We have heard the advice that we should stay away from the keyboard when we are feeling especially emotional – particularly if we are in a very bad mood. The tone of voice we use when we write might just colour people’s judgement about who and what we are and of course there is the potential to say something that we may later regret. I wrote a blog “What tone of voice do you use when you blog, comment or …” and there were some interesting observations. But how often do we consider the tone of voice in which we read things?
I know that because I am a generally happy person that I will invariably interpret the world as a loving and welcoming place full of interesting people at varying places of their life journey. And it is all fascinating. However, it is not unusual to completely miss the arrows and ammunition flying overhead when there is a spat going on. It’s akin to strolling into a room only to find that the loud expressive exclamations are not to do with impassioned and reasoned debate but are in fact a flotilla of insults and accusations. I will then probably back away slowly without making any sudden moves!
Don’t get me wrong – I don’t view everything through rose coloured spectacles nor do I shy away from feisty word play where boundaries of intellect and intelligence stretch and limber up brain cells that don’t always get an outing BUT how we react to things can have a very direct affect on how we respond.

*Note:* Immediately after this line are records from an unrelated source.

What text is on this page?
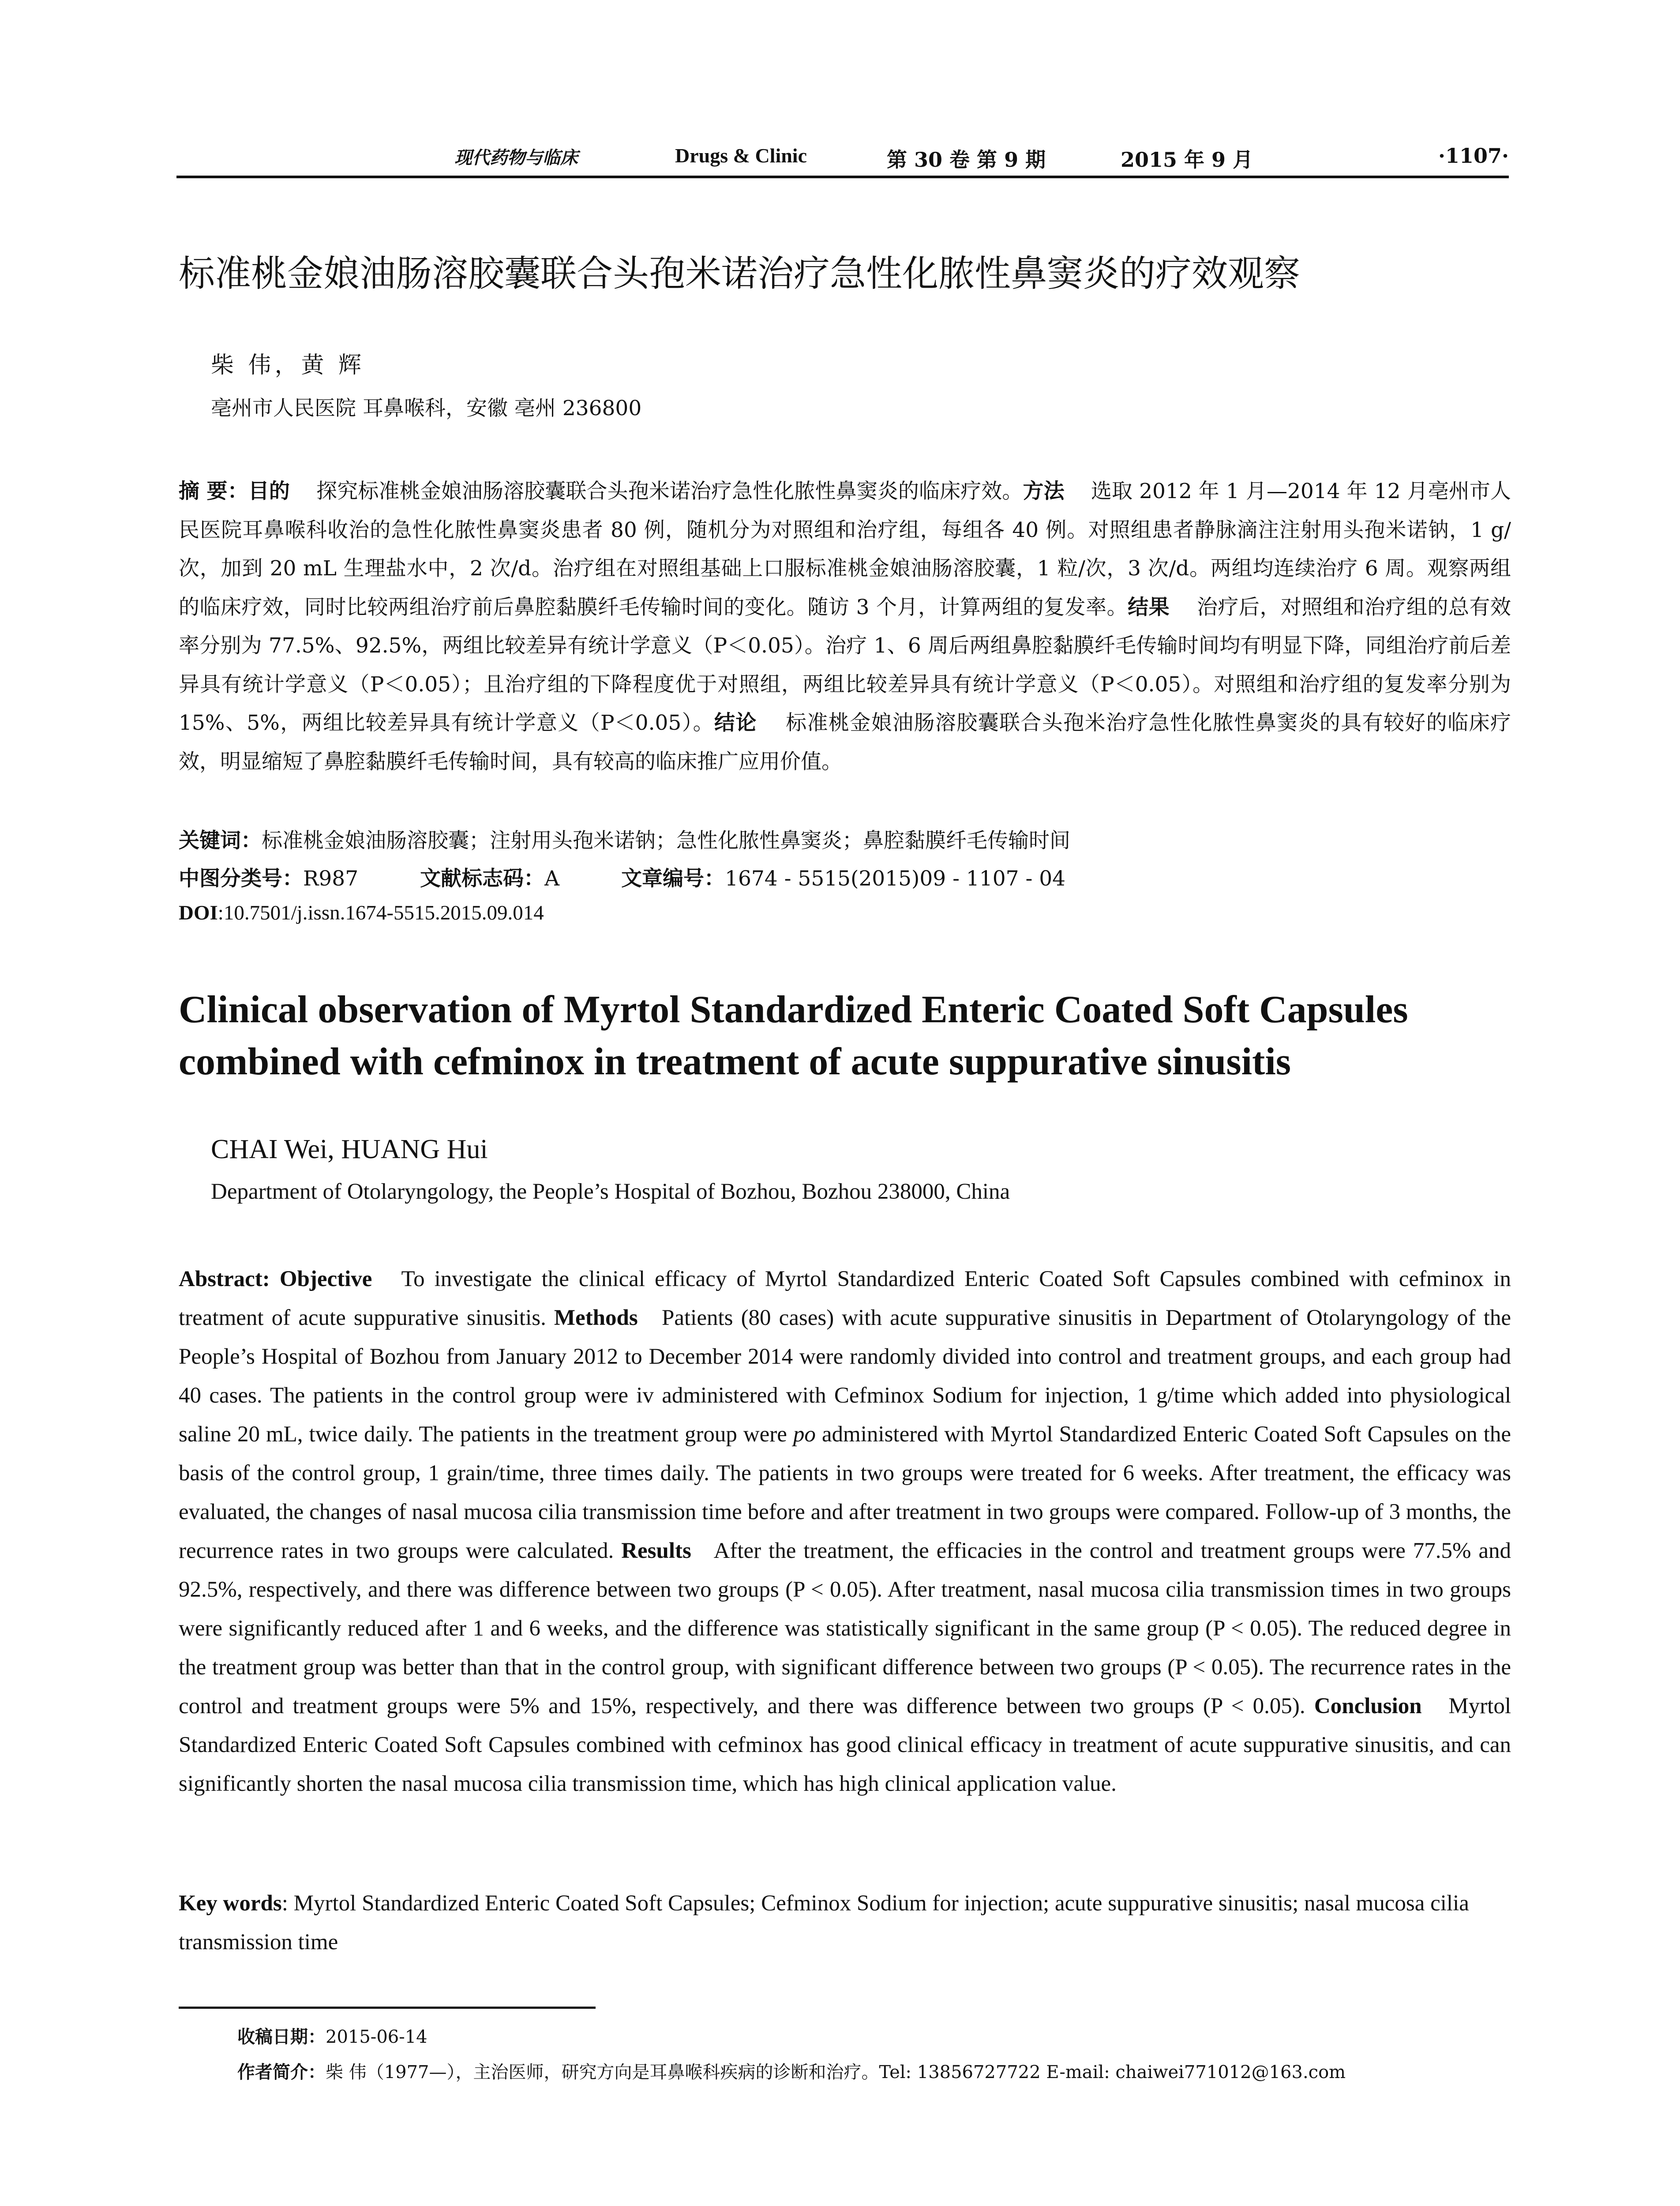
现代药物与临床	Drugs & Clinic	第 30 卷 第 9 期	2015 年 9 月	·1107·
标准桃金娘油肠溶胶囊联合头孢米诺治疗急性化脓性鼻窦炎的疗效观察
柴 伟，黄 辉
亳州市人民医院 耳鼻喉科，安徽 亳州 236800
摘 要：目的 探究标准桃金娘油肠溶胶囊联合头孢米诺治疗急性化脓性鼻窦炎的临床疗效。方法 选取 2012 年 1 月—2014 年 12 月亳州市人民医院耳鼻喉科收治的急性化脓性鼻窦炎患者 80 例，随机分为对照组和治疗组，每组各 40 例。对照组患者静脉滴注注射用头孢米诺钠，1 g/次，加到 20 mL 生理盐水中，2 次/d。治疗组在对照组基础上口服标准桃金娘油肠溶胶囊，1 粒/次，3 次/d。两组均连续治疗 6 周。观察两组的临床疗效，同时比较两组治疗前后鼻腔黏膜纤毛传输时间的变化。随访 3 个月，计算两组的复发率。结果 治疗后，对照组和治疗组的总有效率分别为 77.5%、92.5%，两组比较差异有统计学意义（P＜0.05）。治疗 1、6 周后两组鼻腔黏膜纤毛传输时间均有明显下降，同组治疗前后差异具有统计学意义（P＜0.05）；且治疗组的下降程度优于对照组，两组比较差异具有统计学意义（P＜0.05）。对照组和治疗组的复发率分别为 15%、5%，两组比较差异具有统计学意义（P＜0.05）。结论 标准桃金娘油肠溶胶囊联合头孢米治疗急性化脓性鼻窦炎的具有较好的临床疗效，明显缩短了鼻腔黏膜纤毛传输时间，具有较高的临床推广应用价值。
关键词：标准桃金娘油肠溶胶囊；注射用头孢米诺钠；急性化脓性鼻窦炎；鼻腔黏膜纤毛传输时间
中图分类号：R987	文献标志码：A	文章编号：1674 - 5515(2015)09 - 1107 - 04
DOI:10.7501/j.issn.1674-5515.2015.09.014
Clinical observation of Myrtol Standardized Enteric Coated Soft Capsules combined with cefminox in treatment of acute suppurative sinusitis
CHAI Wei, HUANG Hui
Department of Otolaryngology, the People’s Hospital of Bozhou, Bozhou 238000, China
Abstract: Objective To investigate the clinical efficacy of Myrtol Standardized Enteric Coated Soft Capsules combined with cefminox in treatment of acute suppurative sinusitis. Methods Patients (80 cases) with acute suppurative sinusitis in Department of Otolaryngology of the People’s Hospital of Bozhou from January 2012 to December 2014 were randomly divided into control and treatment groups, and each group had 40 cases. The patients in the control group were iv administered with Cefminox Sodium for injection, 1 g/time which added into physiological saline 20 mL, twice daily. The patients in the treatment group were po administered with Myrtol Standardized Enteric Coated Soft Capsules on the basis of the control group, 1 grain/time, three times daily. The patients in two groups were treated for 6 weeks. After treatment, the efficacy was evaluated, the changes of nasal mucosa cilia transmission time before and after treatment in two groups were compared. Follow-up of 3 months, the recurrence rates in two groups were calculated. Results After the treatment, the efficacies in the control and treatment groups were 77.5% and 92.5%, respectively, and there was difference between two groups (P < 0.05). After treatment, nasal mucosa cilia transmission times in two groups were significantly reduced after 1 and 6 weeks, and the difference was statistically significant in the same group (P < 0.05). The reduced degree in the treatment group was better than that in the control group, with significant difference between two groups (P < 0.05). The recurrence rates in the control and treatment groups were 5% and 15%, respectively, and there was difference between two groups (P < 0.05). Conclusion Myrtol Standardized Enteric Coated Soft Capsules combined with cefminox has good clinical efficacy in treatment of acute suppurative sinusitis, and can significantly shorten the nasal mucosa cilia transmission time, which has high clinical application value.
Key words: Myrtol Standardized Enteric Coated Soft Capsules; Cefminox Sodium for injection; acute suppurative sinusitis; nasal mucosa cilia transmission time
收稿日期：2015-06-14
作者简介：柴 伟（1977—），主治医师，研究方向是耳鼻喉科疾病的诊断和治疗。Tel: 13856727722 E-mail: chaiwei771012@163.com
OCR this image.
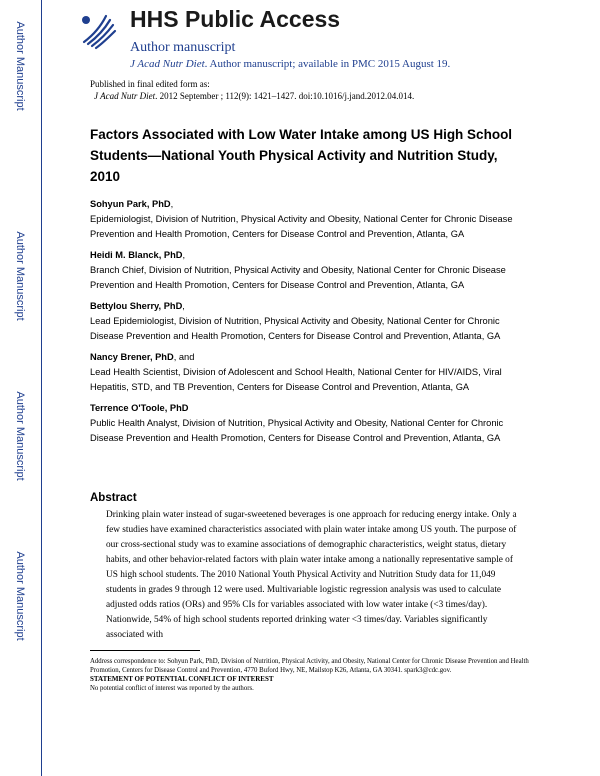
Author Manuscript
Author Manuscript
Author Manuscript
Author Manuscript
HHS Public Access
Author manuscript
J Acad Nutr Diet. Author manuscript; available in PMC 2015 August 19.
Published in final edited form as:
J Acad Nutr Diet. 2012 September ; 112(9): 1421–1427. doi:10.1016/j.jand.2012.04.014.
Factors Associated with Low Water Intake among US High School Students—National Youth Physical Activity and Nutrition Study, 2010
Sohyun Park, PhD,
Epidemiologist, Division of Nutrition, Physical Activity and Obesity, National Center for Chronic Disease Prevention and Health Promotion, Centers for Disease Control and Prevention, Atlanta, GA
Heidi M. Blanck, PhD,
Branch Chief, Division of Nutrition, Physical Activity and Obesity, National Center for Chronic Disease Prevention and Health Promotion, Centers for Disease Control and Prevention, Atlanta, GA
Bettylou Sherry, PhD,
Lead Epidemiologist, Division of Nutrition, Physical Activity and Obesity, National Center for Chronic Disease Prevention and Health Promotion, Centers for Disease Control and Prevention, Atlanta, GA
Nancy Brener, PhD, and
Lead Health Scientist, Division of Adolescent and School Health, National Center for HIV/AIDS, Viral Hepatitis, STD, and TB Prevention, Centers for Disease Control and Prevention, Atlanta, GA
Terrence O'Toole, PhD
Public Health Analyst, Division of Nutrition, Physical Activity and Obesity, National Center for Chronic Disease Prevention and Health Promotion, Centers for Disease Control and Prevention, Atlanta, GA
Abstract
Drinking plain water instead of sugar-sweetened beverages is one approach for reducing energy intake. Only a few studies have examined characteristics associated with plain water intake among US youth. The purpose of our cross-sectional study was to examine associations of demographic characteristics, weight status, dietary habits, and other behavior-related factors with plain water intake among a nationally representative sample of US high school students. The 2010 National Youth Physical Activity and Nutrition Study data for 11,049 students in grades 9 through 12 were used. Multivariable logistic regression analysis was used to calculate adjusted odds ratios (ORs) and 95% CIs for variables associated with low water intake (<3 times/day). Nationwide, 54% of high school students reported drinking water <3 times/day. Variables significantly associated with
Address correspondence to: Sohyun Park, PhD, Division of Nutrition, Physical Activity, and Obesity, National Center for Chronic Disease Prevention and Health Promotion, Centers for Disease Control and Prevention, 4770 Buford Hwy, NE, Mailstop K26, Atlanta, GA 30341. spark3@cdc.gov.
STATEMENT OF POTENTIAL CONFLICT OF INTEREST
No potential conflict of interest was reported by the authors.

In ‘miserable git mode’ it becomes very easy to get hot under the collar over some small remark that has landed in my head at the wrong time and comes across as being unreasonable and irreverent. How dare it? But of course, if I have approached the blog, comment or article in a negative frame of mind then it is surely my fault that it has affected me that way?
Every posting will only ever show one minuscule tiny facet of a greater and very much more interesting personality which can only be discovered if we can retain this neutrality. It would be great to encourage an integral expectation of observing personalities in a holistic way ie look at the whole person and not judge them for one posting and how WE have interpreted it.
So how do you READ other’s written word? Do you reserve judgement until you are clear about the intentions of the writer? Can you tolerate a cultural difference in the ways that words are used? Is it possible to retain neutrality when approaching the world of others thoughts?